Virginia held Clemson to a season-low 36 points and Louisville to 64, more than 14 below the Cardinals’ average. They’ll try to do the same at Syracuse on Saturday. The Orange scored 61 in a loss in the teams’ first meeting.
“If you were going to tell me we would come in here and shoot 50 percent and score 64 points, I would have liked our chances but sometimes the other team just makes more shots than you do, so you just have to give them all the credit in the world.” Cardinals coach David Padgett said. “There is a reason they are number two in the country.”
Humility, it seems, has a lot to do with it.
That, and, Virginia’s ability to impose their will on opponents
A lot of the Cavaliers’ defensive success comes from its patience and execution on offense.
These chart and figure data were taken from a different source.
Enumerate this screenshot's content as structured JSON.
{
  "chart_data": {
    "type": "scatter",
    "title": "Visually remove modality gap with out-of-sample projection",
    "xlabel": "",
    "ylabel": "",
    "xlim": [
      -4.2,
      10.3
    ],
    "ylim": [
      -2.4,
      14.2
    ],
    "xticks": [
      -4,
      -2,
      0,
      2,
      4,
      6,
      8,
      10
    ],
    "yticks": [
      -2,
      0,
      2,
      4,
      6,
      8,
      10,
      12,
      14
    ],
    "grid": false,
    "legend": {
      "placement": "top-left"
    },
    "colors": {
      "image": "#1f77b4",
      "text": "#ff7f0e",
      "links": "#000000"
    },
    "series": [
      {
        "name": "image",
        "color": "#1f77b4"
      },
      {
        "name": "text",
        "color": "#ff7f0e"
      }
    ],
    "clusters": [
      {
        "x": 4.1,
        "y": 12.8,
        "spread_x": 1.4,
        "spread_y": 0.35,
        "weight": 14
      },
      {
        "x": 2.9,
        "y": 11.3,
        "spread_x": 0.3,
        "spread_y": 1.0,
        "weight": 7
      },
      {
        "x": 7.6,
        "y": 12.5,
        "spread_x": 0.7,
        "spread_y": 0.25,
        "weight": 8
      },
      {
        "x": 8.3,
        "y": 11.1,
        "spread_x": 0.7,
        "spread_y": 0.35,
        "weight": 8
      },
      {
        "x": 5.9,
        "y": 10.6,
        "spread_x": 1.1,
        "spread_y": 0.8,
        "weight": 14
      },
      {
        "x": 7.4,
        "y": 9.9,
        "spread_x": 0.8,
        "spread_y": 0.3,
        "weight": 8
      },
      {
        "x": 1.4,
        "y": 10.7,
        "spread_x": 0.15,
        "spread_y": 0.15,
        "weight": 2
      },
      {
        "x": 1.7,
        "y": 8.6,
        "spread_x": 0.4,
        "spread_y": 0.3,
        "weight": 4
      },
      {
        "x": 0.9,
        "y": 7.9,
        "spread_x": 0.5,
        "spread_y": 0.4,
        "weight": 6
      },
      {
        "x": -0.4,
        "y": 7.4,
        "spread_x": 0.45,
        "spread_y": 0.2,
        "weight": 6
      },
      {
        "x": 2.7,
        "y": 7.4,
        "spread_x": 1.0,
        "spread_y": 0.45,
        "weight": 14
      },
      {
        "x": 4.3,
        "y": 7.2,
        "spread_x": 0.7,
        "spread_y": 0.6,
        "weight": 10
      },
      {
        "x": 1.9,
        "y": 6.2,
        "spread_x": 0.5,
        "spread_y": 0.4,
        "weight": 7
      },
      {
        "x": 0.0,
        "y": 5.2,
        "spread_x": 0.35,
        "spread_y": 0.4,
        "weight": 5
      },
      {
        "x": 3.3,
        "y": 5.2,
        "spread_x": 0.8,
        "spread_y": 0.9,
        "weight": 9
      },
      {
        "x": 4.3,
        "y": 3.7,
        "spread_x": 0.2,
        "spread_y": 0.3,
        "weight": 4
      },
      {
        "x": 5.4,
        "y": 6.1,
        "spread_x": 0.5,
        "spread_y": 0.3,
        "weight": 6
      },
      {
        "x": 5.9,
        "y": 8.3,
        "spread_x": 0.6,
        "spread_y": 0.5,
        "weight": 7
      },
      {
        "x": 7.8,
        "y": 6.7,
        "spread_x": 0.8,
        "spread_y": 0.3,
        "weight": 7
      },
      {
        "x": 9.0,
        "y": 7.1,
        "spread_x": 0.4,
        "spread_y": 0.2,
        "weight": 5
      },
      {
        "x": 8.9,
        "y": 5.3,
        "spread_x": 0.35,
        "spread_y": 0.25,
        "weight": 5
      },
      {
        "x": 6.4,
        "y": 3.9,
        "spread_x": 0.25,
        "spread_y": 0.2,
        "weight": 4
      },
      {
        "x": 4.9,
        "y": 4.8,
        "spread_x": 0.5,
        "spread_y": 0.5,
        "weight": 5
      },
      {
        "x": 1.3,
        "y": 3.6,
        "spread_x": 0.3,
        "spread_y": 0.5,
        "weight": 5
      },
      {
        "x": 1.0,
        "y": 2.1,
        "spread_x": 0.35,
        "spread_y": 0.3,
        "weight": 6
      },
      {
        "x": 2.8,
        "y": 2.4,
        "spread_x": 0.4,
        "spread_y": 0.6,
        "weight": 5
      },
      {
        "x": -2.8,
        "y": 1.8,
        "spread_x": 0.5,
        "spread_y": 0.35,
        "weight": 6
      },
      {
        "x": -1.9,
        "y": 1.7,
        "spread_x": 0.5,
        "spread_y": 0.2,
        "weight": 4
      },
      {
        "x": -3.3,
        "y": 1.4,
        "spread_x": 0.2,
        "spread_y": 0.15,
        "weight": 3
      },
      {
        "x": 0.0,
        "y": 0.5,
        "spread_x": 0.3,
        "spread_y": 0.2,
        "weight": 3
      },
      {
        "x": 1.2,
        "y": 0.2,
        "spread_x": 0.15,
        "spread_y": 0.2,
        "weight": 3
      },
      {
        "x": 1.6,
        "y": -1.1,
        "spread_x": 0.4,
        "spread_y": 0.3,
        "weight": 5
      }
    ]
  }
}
It’s a different strategy that Syracuse’s famed 2-3 defense, using lengthy players to clog up the inside, or pressure defenses like West Virginia and VCU employs to speed up the game. Virginia wants to slow people down, make them play at its pace.
“It is exciting because people don’t appreciate it, don’t talk about us at all and that’s fine,” sophomore guard Ty Jerome said of the defensive acumen. “We don’t care. People call us boring, this and that, but we don’t care. This is who we are and we’re going to embrace it and our fans embrace it and that’s what’s most important.”
It’s an appreciation the players had to learn to embrace.
Sophomore Kyle Guy, a former high school Mr. Basketball, learned quickly that playing defense was mandatory for Bennett and that outscoring your opponent wasn’t an acceptable approach to getting on the court.
“There are some cores or non-negotiable we always talk about and when you’re not fighting your team or your players — why do I gotta be in this stance? — it’s been validated for them,” Bennett said.
Bennett-coached teams have led the nation in scoring defense four times since he started coaching, and the Cavaliers are doing it again this season. Clemson was the eighth opponent held below 50 points this season.
The Cavaliers (21-1, 10-0 Atlantic Coast Conference) also are off to their best start in the conference since they were 12-0 in 1980-81, Ralph Sampson’s sophomore season, heading into a matchup with the Orange.
They have a three-game lead over every team in the ACC.
“We like being different,” Guy said. “And when we miss a shot on offense, we’re not very worried about it because our defense is going to make up for to it and most teams feed off energy when they are hitting shots and we sort of do it when we are making teams miss.”
Virginia has won 13 in a row, and Bennett likes their chemistry.
“We don’t have to be great. We just have to be good all the time,” he said. “That’s our way. I don’t know what our ceiling is. … I think there’s a special synergy with our group. There’s talent. There’s individual talent, but I love that saying: ‘The whole is greater than the sum of the parts.’
“We’ve got some really good parts but there’s something going on with that synergy.”
The Cavaliers lead the nation in scoring defense, allowing 52.7 points per game, and Louisville was the first team to make half its shots, hitting 25 of 50. Teams, as a whole, are connecting on 37.6 percent, third-best in the country, and Virginia also is efficient with the ball, ranking sixth with a plus 5.4 turnover margin.